ECLI:NL:HR:2010:BM3301
Hoge Raad
- Cassatie
- J.W. van den Berge
- C. Schaap
- J.W.M. Tijnagel
- A.H.T. Heisterkamp
- M.W.C. Feteris
- Rechtspraak.nl
Navorderingsaanslagen en het evenredigheidsbeginsel in het belastingrecht
In deze zaak heeft de Hoge Raad op 7 mei 2010 uitspraak gedaan in een cassatieprocedure betreffende navorderingsaanslagen opgelegd door de belastingautoriteiten. De zaak betreft erfgenamen van X, die in cassatie zijn gegaan tegen een uitspraak van het Gerechtshof te Amsterdam van 7 oktober 2004. De Hoge Raad heeft de eerdere uitspraak van het Hof vernietigd en de navorderingsaanslagen ongeldig verklaard, omdat deze in strijd waren met het evenredigheidsbeginsel zoals vastgelegd in het EG-recht. De Hoge Raad heeft vastgesteld dat de Inspecteur in medio 1996 beschikte over de benodigde gegevens voor het opleggen van de navorderingsaanslagen, maar ten onrechte aannam dat de navorderingstermijn was verstreken. Dit leidde tot een onterecht lange termijn voor het opleggen van de aanslagen, wat niet in overeenstemming was met de regels die de Hoge Raad eerder had geformuleerd in verband met het evenredigheidsbeginsel.

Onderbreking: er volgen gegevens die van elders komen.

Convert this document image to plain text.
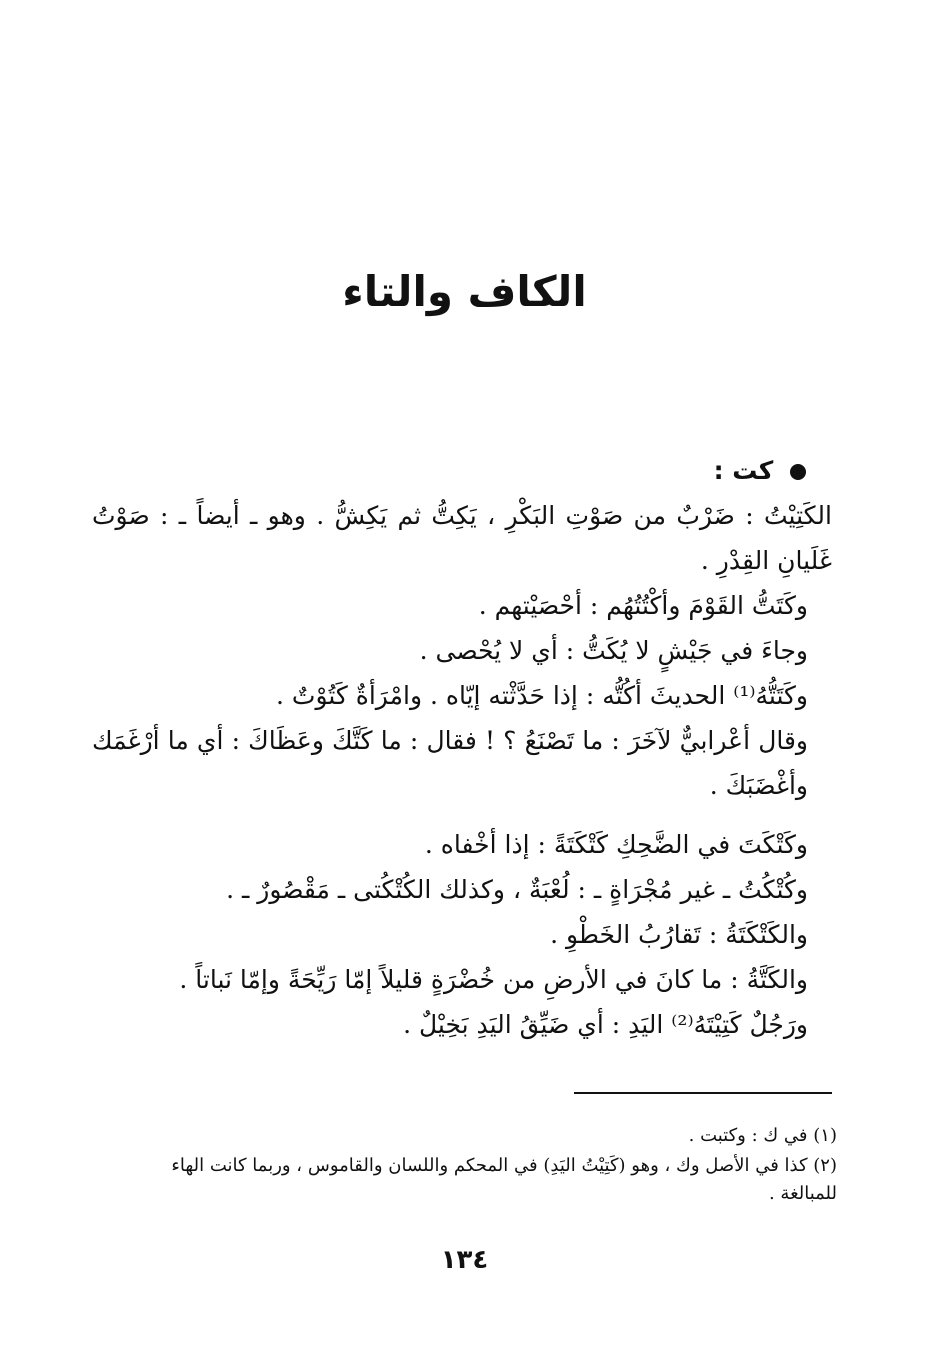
الكاف والتاء
كت :

الكَتِيْتُ : ضَرْبٌ من صَوْتِ البَكْرِ ، يَكِتُّ ثم يَكِشُّ . وهو ـ أيضاً ـ : صَوْتُ غَلَيانِ القِدْرِ .

وكَتَتُّ القَوْمَ وأكْتُتُهُم : أحْصَيْتهم .

وجاءَ في جَيْشٍ لا يُكَتُّ : أي لا يُحْصى .

وكَتَتُّهُ⁽¹⁾ الحديثَ أكُتُّه : إذا حَدَّثْته إيّاه . وامْرَأةٌ كَتُوْتٌ .

وقال أعْرابيٌّ لآخَرَ : ما تَصْنَعُ ؟ ! فقال : ما كَتَّكَ وعَظَاكَ : أي ما أرْغَمَك وأغْضَبَكَ .

وكَتْكَتَ في الضَّحِكِ كَتْكَتَةً : إذا أخْفاه .

وكُتْكُتُ ـ غير مُجْرَاةٍ ـ : لُعْبَةٌ ، وكذلك الكُتْكُتى ـ مَقْصُورٌ ـ .

والكَتْكَتَةُ : تَقارُبُ الخَطْوِ .

والكَتَّةُ : ما كانَ في الأرضِ من خُضْرَةٍ قليلاً إمّا رَيِّحَةً وإمّا نَباتاً .

ورَجُلٌ كَتِيْتَهُ⁽²⁾ اليَدِ : أي ضَيِّقُ اليَدِ بَخِيْلٌ .

(١) في ك : وكتبت .

(٢) كذا في الأصل وك ، وهو (كَتِيْتُ اليَدِ) في المحكم واللسان والقاموس ، وربما كانت الهاء للمبالغة .

١٣٤
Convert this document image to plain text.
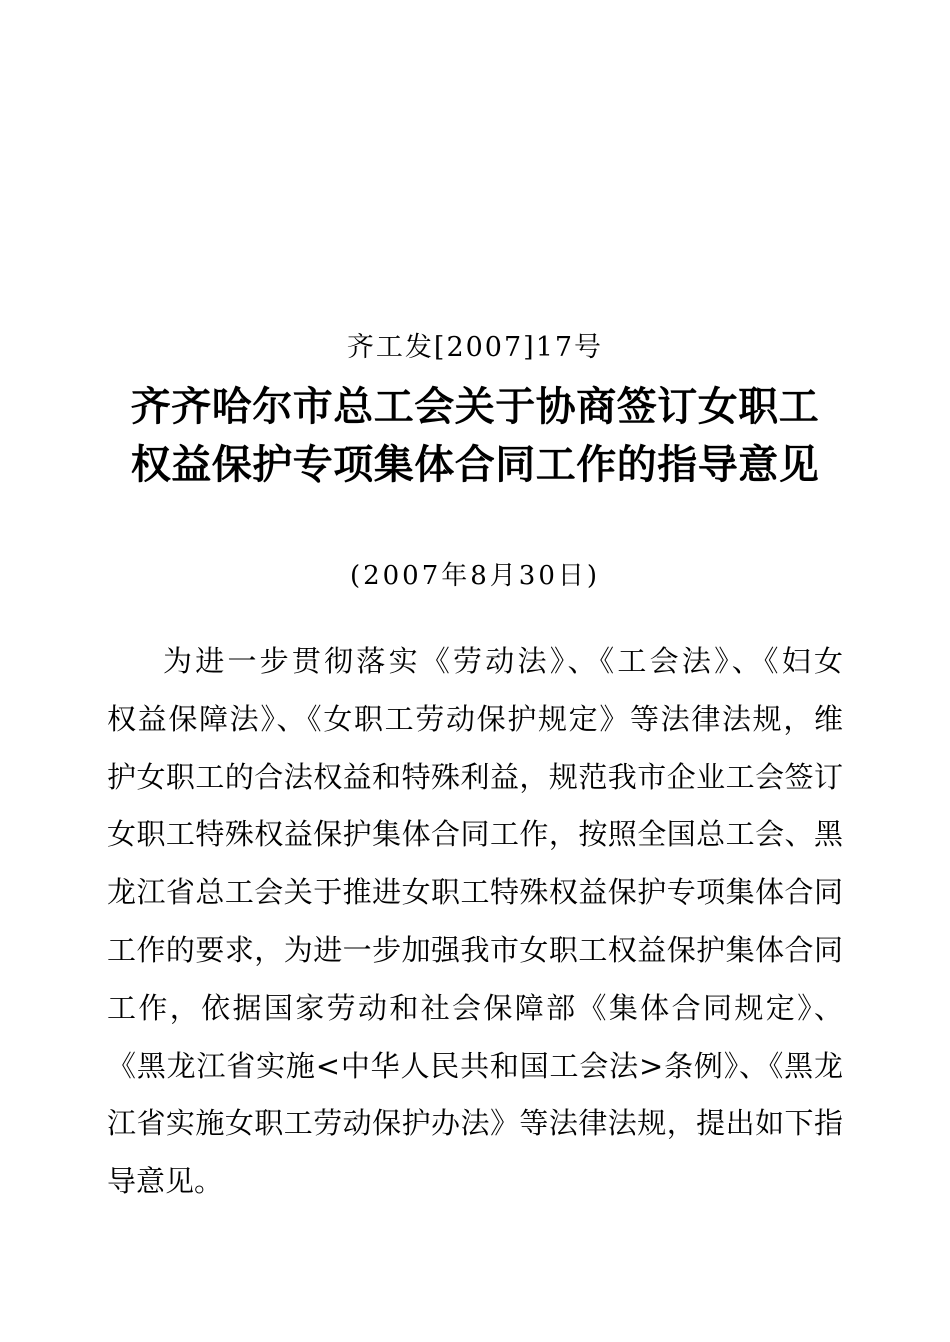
齐工发[2007]17号
齐齐哈尔市总工会关于协商签订女职工
权益保护专项集体合同工作的指导意见
(2007年8月30日)
为进一步贯彻落实《劳动法》、《工会法》、《妇女
权益保障法》、《女职工劳动保护规定》等法律法规，维
护女职工的合法权益和特殊利益，规范我市企业工会签订
女职工特殊权益保护集体合同工作，按照全国总工会、黑
龙江省总工会关于推进女职工特殊权益保护专项集体合同
工作的要求，为进一步加强我市女职工权益保护集体合同
工作，依据国家劳动和社会保障部《集体合同规定》、
《黑龙江省实施<中华人民共和国工会法>条例》、《黑龙
江省实施女职工劳动保护办法》等法律法规，提出如下指
导意见。
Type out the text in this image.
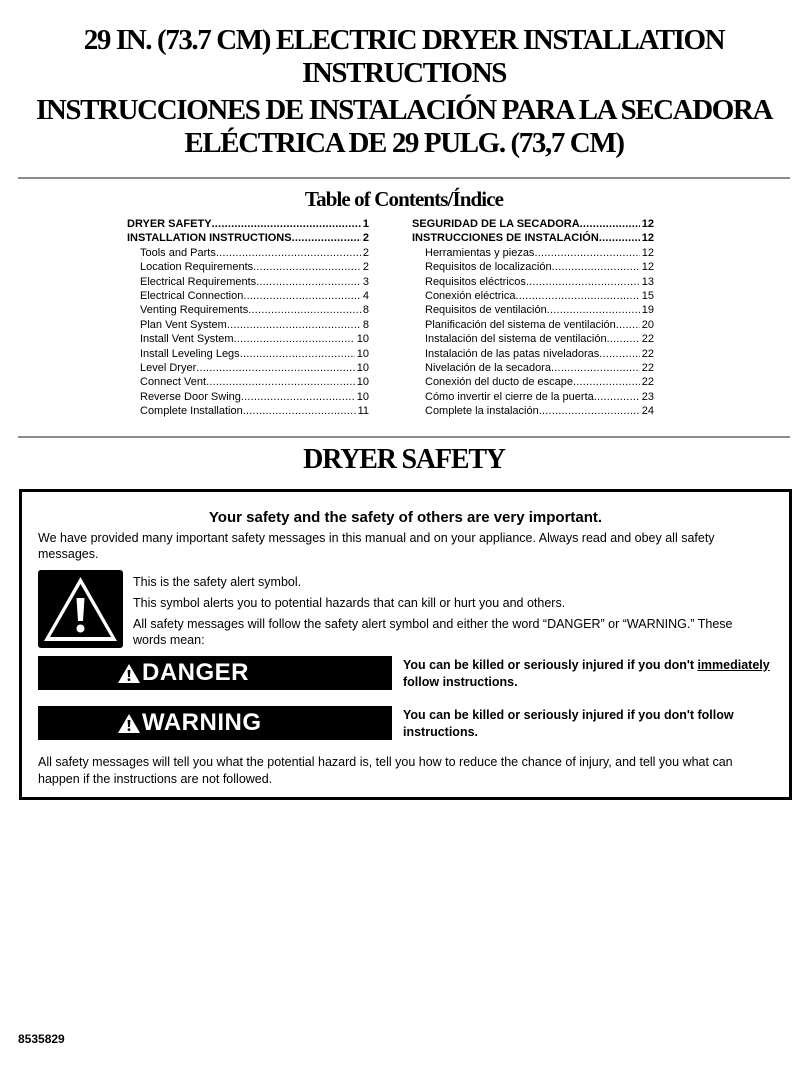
29 IN. (73.7 CM) ELECTRIC DRYER INSTALLATION
INSTRUCTIONS
INSTRUCCIONES DE INSTALACIÓN PARA LA SECADORA
ELÉCTRICA DE 29 PULG. (73,7 CM)
Table of Contents/Índice
DRYER SAFETY .....	1
INSTALLATION INSTRUCTIONS .....	2
Tools and Parts .....	2
Location Requirements .....	2
Electrical Requirements .....	3
Electrical Connection .....	4
Venting Requirements .....	8
Plan Vent System .....	8
Install Vent System .....	10
Install Leveling Legs .....	10
Level Dryer .....	10
Connect Vent .....	10
Reverse Door Swing .....	10
Complete Installation .....	11
SEGURIDAD DE LA SECADORA .....	12
INSTRUCCIONES DE INSTALACIÓN .....	12
Herramientas y piezas .....	12
Requisitos de localización .....	12
Requisitos eléctricos .....	13
Conexión eléctrica .....	15
Requisitos de ventilación .....	19
Planificación del sistema de ventilación ..... 20
Instalación del sistema de ventilación .....	22
Instalación de las patas niveladoras .....	22
Nivelación de la secadora .....	22
Conexión del ducto de escape .....	22
Cómo invertir el cierre de la puerta .....	23
Complete la instalación .....	24
DRYER SAFETY
Your safety and the safety of others are very important.
We have provided many important safety messages in this manual and on your appliance. Always read and obey all safety messages.
This is the safety alert symbol.
This symbol alerts you to potential hazards that can kill or hurt you and others.
All safety messages will follow the safety alert symbol and either the word “DANGER” or “WARNING.” These words mean:
DANGER	You can be killed or seriously injured if you don't immediately follow instructions.
WARNING	You can be killed or seriously injured if you don't follow instructions.
All safety messages will tell you what the potential hazard is, tell you how to reduce the chance of injury, and tell you what can happen if the instructions are not followed.
8535829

De uitspraak van het Hof en de Inspecteur zijn vernietigd, en de Hoge Raad heeft de Minister van Financiën veroordeeld tot het vergoeden van de proceskosten aan de belanghebbenden. De zaak benadrukt de noodzaak voor belastingautoriteiten om zorgvuldig om te gaan met navorderingsaanslagen en de bijbehorende termijnen, vooral in het licht van Europese regelgeving.